With obesity at all time levels, many people are looking into eating healthier
, whole organic foods. Stores specializing in everything organic — from food to hand lotion — are springing up everywhere.
For the lay person, however, the term “organic eating
” can be a bit confusing. Just what does it mean? Below is a handy reference guide to the terminology used, courtesy of the Food Network.
If a product bears a "USDA organic" label, you are guaranteed that’s it’s at least 95 free of pesticides, synthetic fertilizers and sewage sludge and that it hasn’t been genetically modified or irradiated.
No hormones or antibiotics are allowed; animals must be fed organically-grown feed and have access to the outdoors. While some experts have suggested that organic foods are healthier than conventionally-grown, the USDA doesn’t support these claims.
Sustainable agriculture refers to crops that are raised in ways that don’t harm the environment, are humane to animals, and that supports farm workers and farming communities. Not all sustainable foods are organic — most come from small family farms which may not have the time or resources to get organic certification (it is expensive and time-consuming).
A related label is "Fair Trade," which certifies that farmers in developing countries have received a fair price for products like coffee that are grown in a sustainable way.
Natural refers to meat and poultry that contains no artificial flavors, colors or preservatives. There is no certification and because a food is called "natural," it doesn’t mean that farm animals were raised organically.
Locally grown refers to crops produced no more than 250 miles from where they’re purchased. The emphasis is on seasonal, fresh produce, meats and dairy products but these crops may have been raised with pesticides.
If the label does not specify that the food any special growing conditions, you should assume it’s conventional. Crops and cattle are raised using synthetic chemicals, like fertilizers and pesticides to curb insect growth and increase the amount of food produced. Farmers can give their animals antibiotics, growth hormones and other medications. This is the way most crops and livestock have been raised in the U.S. for the past 50 years.

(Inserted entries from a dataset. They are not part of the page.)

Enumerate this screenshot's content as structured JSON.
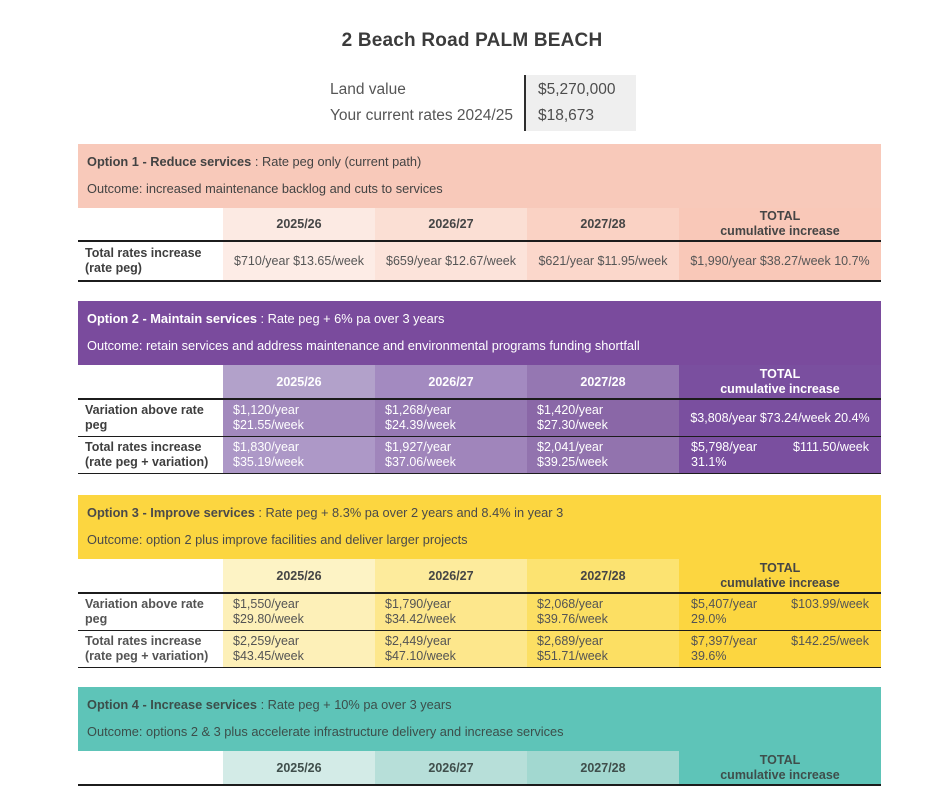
{
  "title": "2 Beach Road PALM BEACH",
  "info": {
    "land_value_label": "Land value",
    "land_value": "$5,270,000",
    "current_rates_label": "Your current rates 2024/25",
    "current_rates": "$18,673"
  },
  "columns_note": "Year columns shared by all option tables",
  "options": [
    {
      "name": "option-1",
      "banner": {
        "title": "Option 1 - Reduce services",
        "subtitle": ": Rate peg only (current path)",
        "outcome": "Outcome: increased maintenance backlog and cuts to services"
      },
      "columns": [
        "2025/26",
        "2026/27",
        "2027/28"
      ],
      "total_header": {
        "line1": "TOTAL",
        "line2": "cumulative increase"
      },
      "rows": [
        {
          "label": "Total rates increase (rate peg)",
          "cells": [
            "$710/year $13.65/week",
            "$659/year $12.67/week",
            "$621/year $11.95/week"
          ],
          "total": "$1,990/year $38.27/week 10.7%"
        }
      ],
      "palette": {
        "banner": "#f8c9ba",
        "total_column": "#f9c8b8",
        "header_cells": [
          "#fceae3",
          "#fbdfd4",
          "#fad2c4"
        ],
        "data_cells": [
          "#fdece6",
          "#fce3da",
          "#fbd7cb"
        ]
      }
    },
    {
      "name": "option-2",
      "banner": {
        "title": "Option 2 - Maintain services",
        "subtitle": ": Rate peg + 6% pa over 3 years",
        "outcome": "Outcome: retain services and address maintenance and environmental programs funding shortfall"
      },
      "columns": [
        "2025/26",
        "2026/27",
        "2027/28"
      ],
      "total_header": {
        "line1": "TOTAL",
        "line2": "cumulative increase"
      },
      "rows": [
        {
          "label": "Variation above rate peg",
          "cells": [
            {
              "year": "$1,120/year",
              "week": "$21.55/week"
            },
            {
              "year": "$1,268/year",
              "week": "$24.39/week"
            },
            {
              "year": "$1,420/year",
              "week": "$27.30/week"
            }
          ],
          "total": "$3,808/year $73.24/week 20.4%"
        },
        {
          "label": "Total rates increase (rate peg + variation)",
          "cells": [
            {
              "year": "$1,830/year",
              "week": "$35.19/week"
            },
            {
              "year": "$1,927/year",
              "week": "$37.06/week"
            },
            {
              "year": "$2,041/year",
              "week": "$39.25/week"
            }
          ],
          "total": {
            "year": "$5,798/year",
            "week": "$111.50/week",
            "pct": "31.1%"
          }
        }
      ],
      "palette": {
        "banner": "#7a4b9d",
        "total_column": "#7a4f9f",
        "header_cells": [
          "#b2a1ca",
          "#a38ac0",
          "#9577b2"
        ],
        "row1_cells": [
          "#a289bd",
          "#9679b3",
          "#8a67a7"
        ],
        "row2_cells": [
          "#ad98c7",
          "#a085bb",
          "#9273ae"
        ]
      }
    },
    {
      "name": "option-3",
      "banner": {
        "title": "Option 3 - Improve services",
        "subtitle": ": Rate peg + 8.3% pa over 2 years and 8.4% in year 3",
        "outcome": "Outcome: option 2 plus improve facilities and deliver larger projects"
      },
      "columns": [
        "2025/26",
        "2026/27",
        "2027/28"
      ],
      "total_header": {
        "line1": "TOTAL",
        "line2": "cumulative increase"
      },
      "rows": [
        {
          "label": "Variation above rate peg",
          "cells": [
            {
              "year": "$1,550/year",
              "week": "$29.80/week"
            },
            {
              "year": "$1,790/year",
              "week": "$34.42/week"
            },
            {
              "year": "$2,068/year",
              "week": "$39.76/week"
            }
          ],
          "total": {
            "year": "$5,407/year",
            "week": "$103.99/week",
            "pct": "29.0%"
          }
        },
        {
          "label": "Total rates increase (rate peg + variation)",
          "cells": [
            {
              "year": "$2,259/year",
              "week": "$43.45/week"
            },
            {
              "year": "$2,449/year",
              "week": "$47.10/week"
            },
            {
              "year": "$2,689/year",
              "week": "$51.71/week"
            }
          ],
          "total": {
            "year": "$7,397/year",
            "week": "$142.25/week",
            "pct": "39.6%"
          }
        }
      ],
      "palette": {
        "banner": "#fcd640",
        "total_column": "#fcd640",
        "header_cells": [
          "#fdf3c5",
          "#fdeb9c",
          "#fce371"
        ],
        "data_cells": [
          "#fdf0b8",
          "#fde78c",
          "#fcdf63"
        ]
      }
    },
    {
      "name": "option-4",
      "banner": {
        "title": "Option 4 - Increase services",
        "subtitle": ": Rate peg + 10% pa over 3 years",
        "outcome": "Outcome: options 2 & 3 plus accelerate infrastructure delivery and increase services"
      },
      "columns": [
        "2025/26",
        "2026/27",
        "2027/28"
      ],
      "total_header": {
        "line1": "TOTAL",
        "line2": "cumulative increase"
      },
      "rows": [],
      "palette": {
        "banner": "#5ec4b8",
        "total_column": "#5ec4b8",
        "header_cells": [
          "#d3ebe7",
          "#b7dfd9",
          "#a2d8d0"
        ]
      }
    }
  ]
}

The term "antibiotic-free" is unregulated but producers can label foods "no antibiotics administered" or "raised without antibiotics," which means animals were raised entirely without the substances. Concerns have been raised that antibiotic use in cattle causes antibiotic resistant bacteria to develop, threatening human health.

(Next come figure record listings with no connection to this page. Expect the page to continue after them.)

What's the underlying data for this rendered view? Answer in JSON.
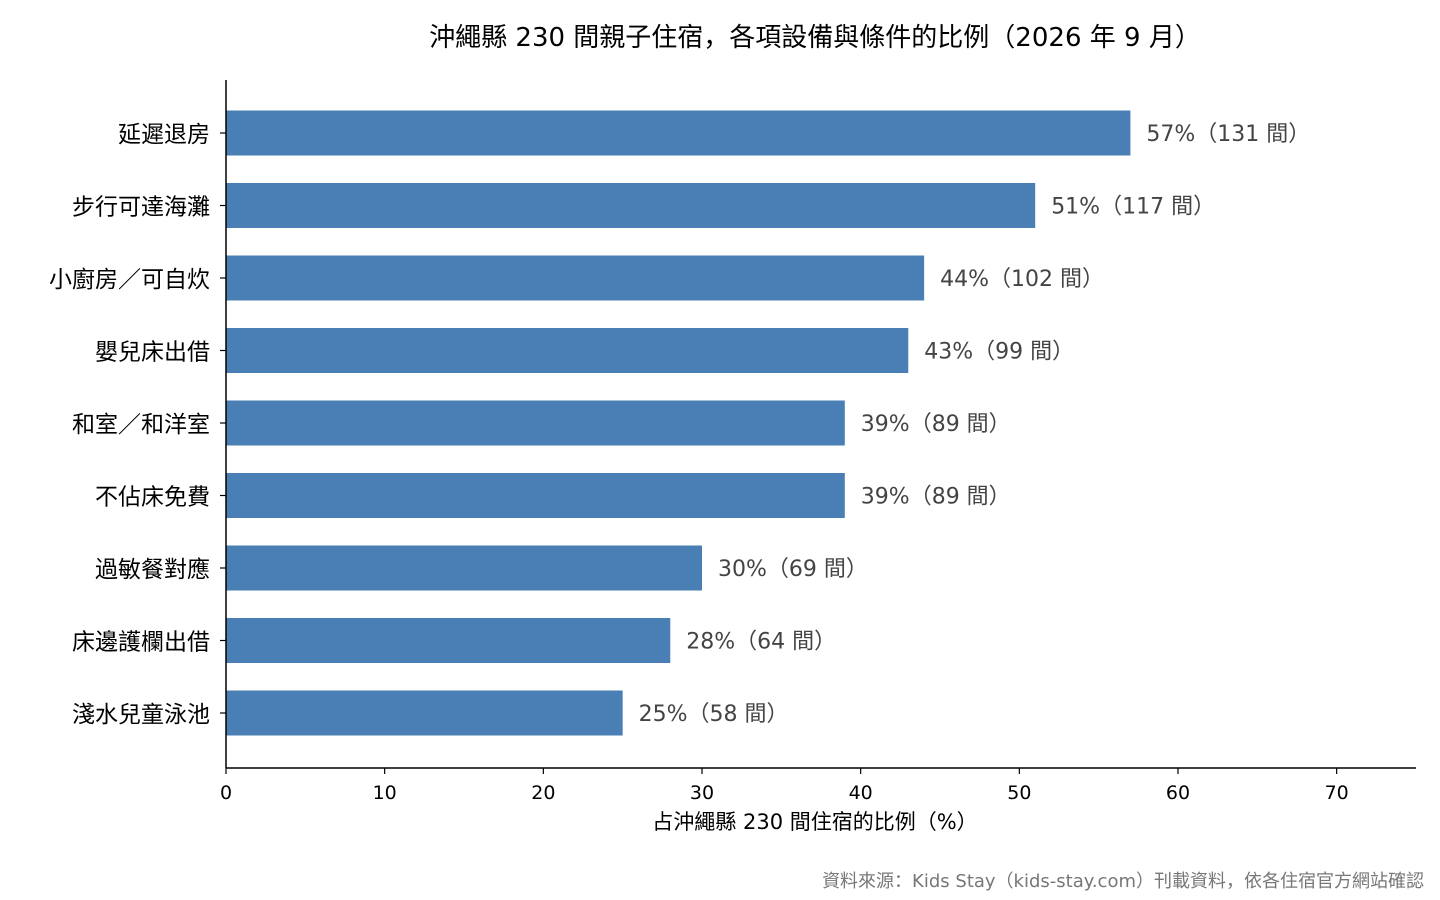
{
  "chart_data": {
    "type": "bar",
    "orientation": "horizontal",
    "title": "沖繩縣 230 間親子住宿，各項設備與條件的比例（2026 年 9 月）",
    "xlabel": "占沖繩縣 230 間住宿的比例（%）",
    "ylabel": "",
    "categories": [
      "延遲退房",
      "步行可達海灘",
      "小廚房／可自炊",
      "嬰兒床出借",
      "和室／和洋室",
      "不佔床免費",
      "過敏餐對應",
      "床邊護欄出借",
      "淺水兒童泳池"
    ],
    "values": [
      57,
      51,
      44,
      43,
      39,
      39,
      30,
      28,
      25
    ],
    "data_labels": [
      "57%（131 間）",
      "51%（117 間）",
      "44%（102 間）",
      "43%（99 間）",
      "39%（89 間）",
      "39%（89 間）",
      "30%（69 間）",
      "28%（64 間）",
      "25%（58 間）"
    ],
    "xlim": [
      0,
      75
    ],
    "xticks": [
      0,
      10,
      20,
      30,
      40,
      50,
      60,
      70
    ],
    "grid": false,
    "legend": "none",
    "bar_color": "#4a7fb5",
    "source_note": "資料來源：Kids Stay（kids-stay.com）刊載資料，依各住宿官方網站確認"
  }
}
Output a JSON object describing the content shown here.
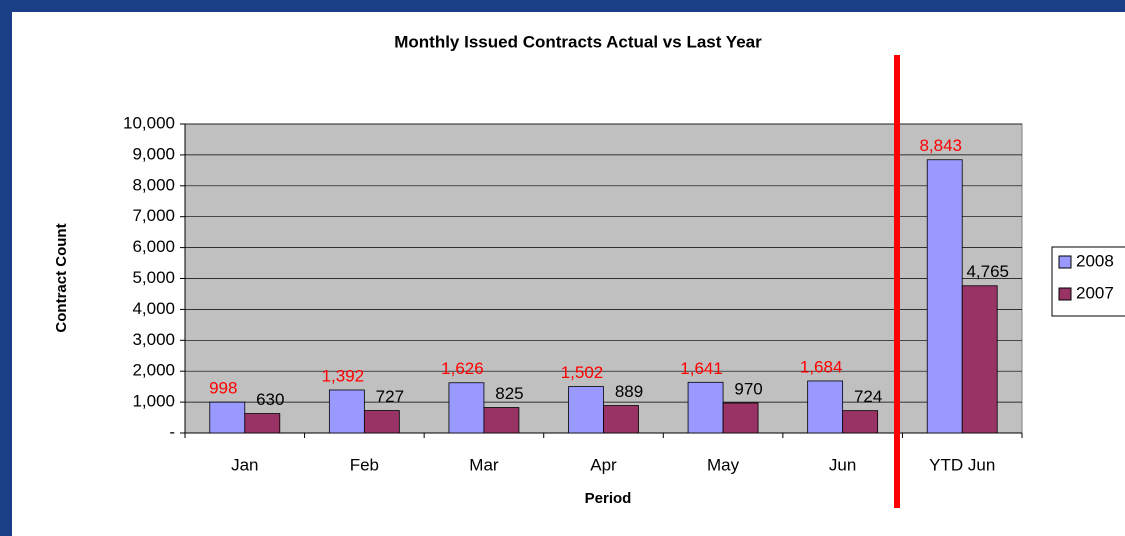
{
  "chart_data": {
    "type": "bar",
    "title": "Monthly Issued Contracts Actual vs Last Year",
    "x_label": "Period",
    "y_label": "Contract Count",
    "categories": [
      "Jan",
      "Feb",
      "Mar",
      "Apr",
      "May",
      "Jun",
      "YTD Jun"
    ],
    "series": [
      {
        "name": "2008",
        "color": "#9999ff",
        "label_color": "#ff0000",
        "values": [
          998,
          1392,
          1626,
          1502,
          1641,
          1684,
          8843
        ],
        "value_labels": [
          "998",
          "1,392",
          "1,626",
          "1,502",
          "1,641",
          "1,684",
          "8,843"
        ]
      },
      {
        "name": "2007",
        "color": "#993366",
        "label_color": "#000000",
        "values": [
          630,
          727,
          825,
          889,
          970,
          724,
          4765
        ],
        "value_labels": [
          "630",
          "727",
          "825",
          "889",
          "970",
          "724",
          "4,765"
        ]
      }
    ],
    "ylim": [
      0,
      10000
    ],
    "yticks": [
      {
        "value": 0,
        "label": "-"
      },
      {
        "value": 1000,
        "label": "1,000"
      },
      {
        "value": 2000,
        "label": "2,000"
      },
      {
        "value": 3000,
        "label": "3,000"
      },
      {
        "value": 4000,
        "label": "4,000"
      },
      {
        "value": 5000,
        "label": "5,000"
      },
      {
        "value": 6000,
        "label": "6,000"
      },
      {
        "value": 7000,
        "label": "7,000"
      },
      {
        "value": 8000,
        "label": "8,000"
      },
      {
        "value": 9000,
        "label": "9,000"
      },
      {
        "value": 10000,
        "label": "10,000"
      }
    ],
    "grid": true,
    "legend": "right"
  }
}
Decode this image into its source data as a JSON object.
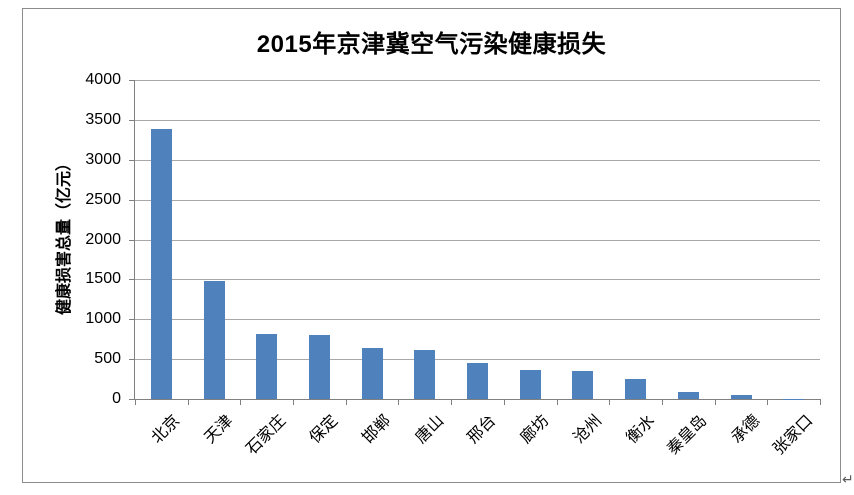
{
  "page": {
    "return_mark": "↵"
  },
  "chart_data": {
    "type": "bar",
    "title": "2015年京津冀空气污染健康损失",
    "xlabel": "",
    "ylabel": "健康损害总量（亿元）",
    "categories": [
      "北京",
      "天津",
      "石家庄",
      "保定",
      "邯郸",
      "唐山",
      "邢台",
      "廊坊",
      "沧州",
      "衡水",
      "秦皇岛",
      "承德",
      "张家口"
    ],
    "values": [
      3380,
      1480,
      820,
      805,
      645,
      610,
      450,
      370,
      350,
      255,
      90,
      50,
      5
    ],
    "ylim": [
      0,
      4000
    ],
    "yticks": [
      0,
      500,
      1000,
      1500,
      2000,
      2500,
      3000,
      3500,
      4000
    ],
    "grid": true,
    "legend": false,
    "bar_color": "#4F81BD",
    "gridline_color": "#A8A8A8",
    "axis_color": "#808080",
    "frame_border_color": "#8C8C8C"
  }
}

For pork and chicken, the label "hormone free" is meaningless; these substances are banned when raising pigs and chickens. Beef may carry a "no hormones administered" label but no outside authority currently certifies this claim.

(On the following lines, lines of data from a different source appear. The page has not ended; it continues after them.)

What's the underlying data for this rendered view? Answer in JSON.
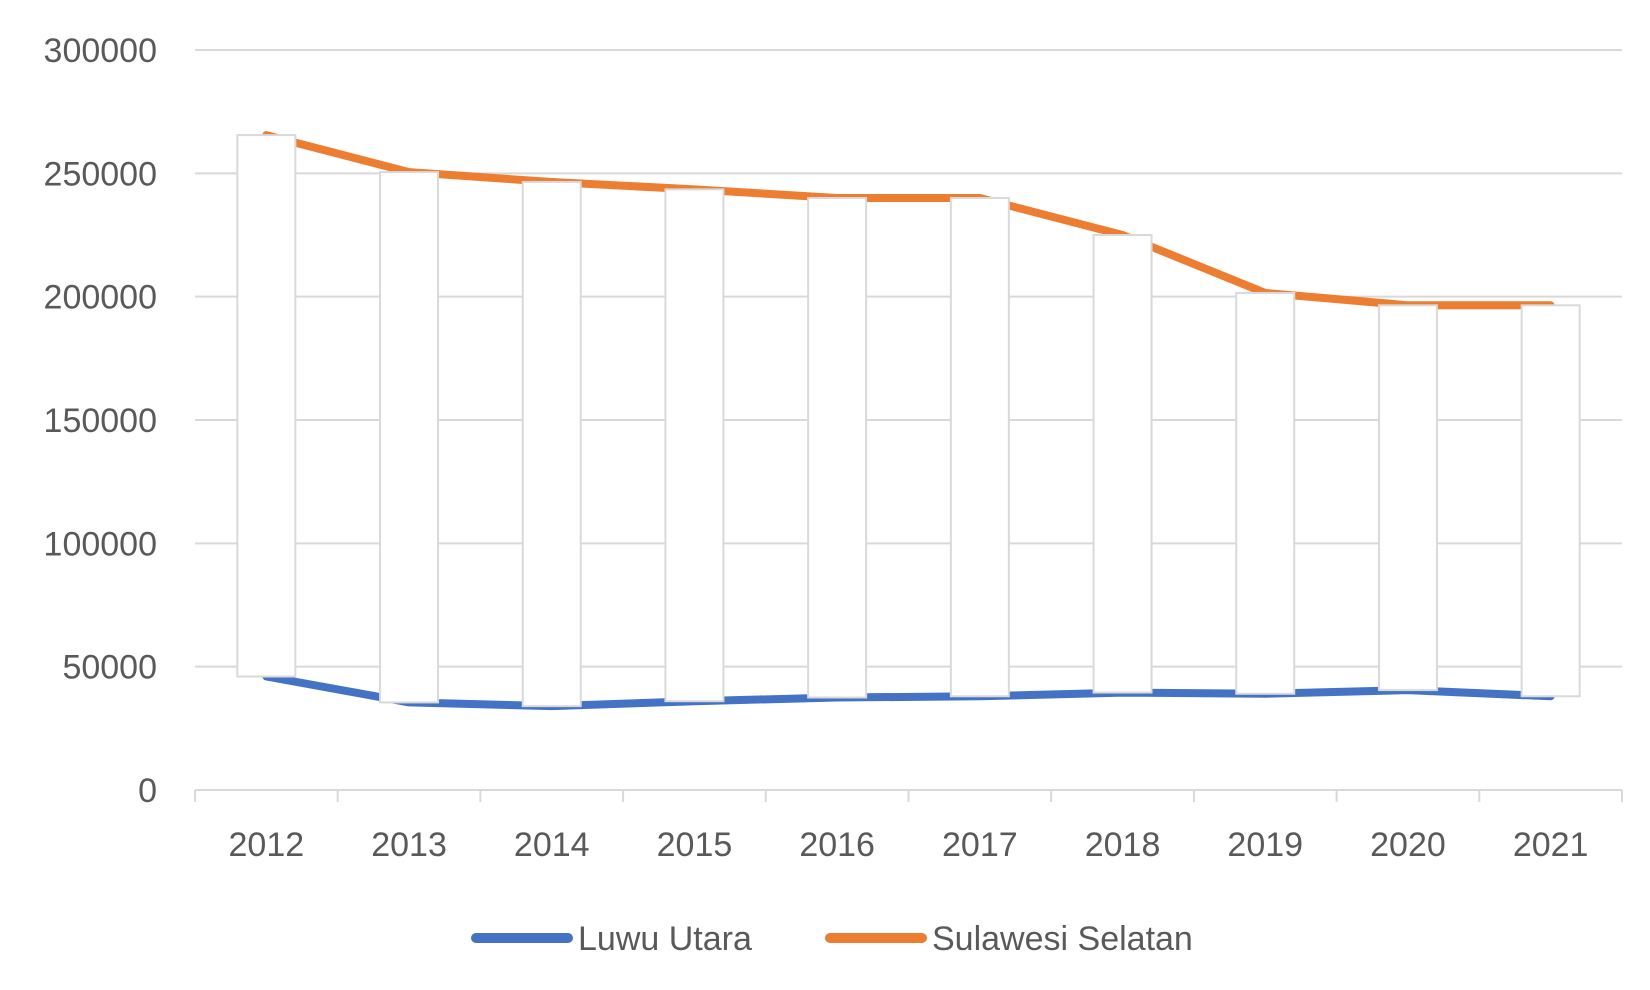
{
  "chart_data": {
    "type": "line",
    "categories": [
      "2012",
      "2013",
      "2014",
      "2015",
      "2016",
      "2017",
      "2018",
      "2019",
      "2020",
      "2021"
    ],
    "series": [
      {
        "name": "Luwu Utara",
        "color": "#4472C4",
        "values": [
          46000,
          35500,
          34000,
          36000,
          37500,
          38000,
          39500,
          39000,
          40500,
          38000
        ]
      },
      {
        "name": "Sulawesi Selatan",
        "color": "#ED7D31",
        "values": [
          265500,
          250500,
          246500,
          243500,
          240000,
          240000,
          225000,
          201500,
          196500,
          196500
        ]
      }
    ],
    "range_boxes": "high-low",
    "ylim": [
      0,
      300000
    ],
    "yticks": [
      "0",
      "50000",
      "100000",
      "150000",
      "200000",
      "250000",
      "300000"
    ],
    "grid": true,
    "legend": "bottom",
    "title": "",
    "xlabel": "",
    "ylabel": ""
  }
}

Controversy has arisen over the artificial hormone rBGH which increases milk production. The U.S. is one of the few countries to approve its use; others have banned it because of concerns over human and animal health.
Chickens that aren’t confined to cages and are granted access to the outdoors are called "free range." But the USDA only requires limited outdoor time; conditions can be crowded and dirty and there’s no outside monitoring.
Cattle raised largely on grass and hay are referred to as "grass-fed." No government regulations or inspections apply to the term and these cattle may not be organic. Since cows’ stomachs more easily digest grass than grain, it is a more natural, humane and antibiotic-free way to raise cattle.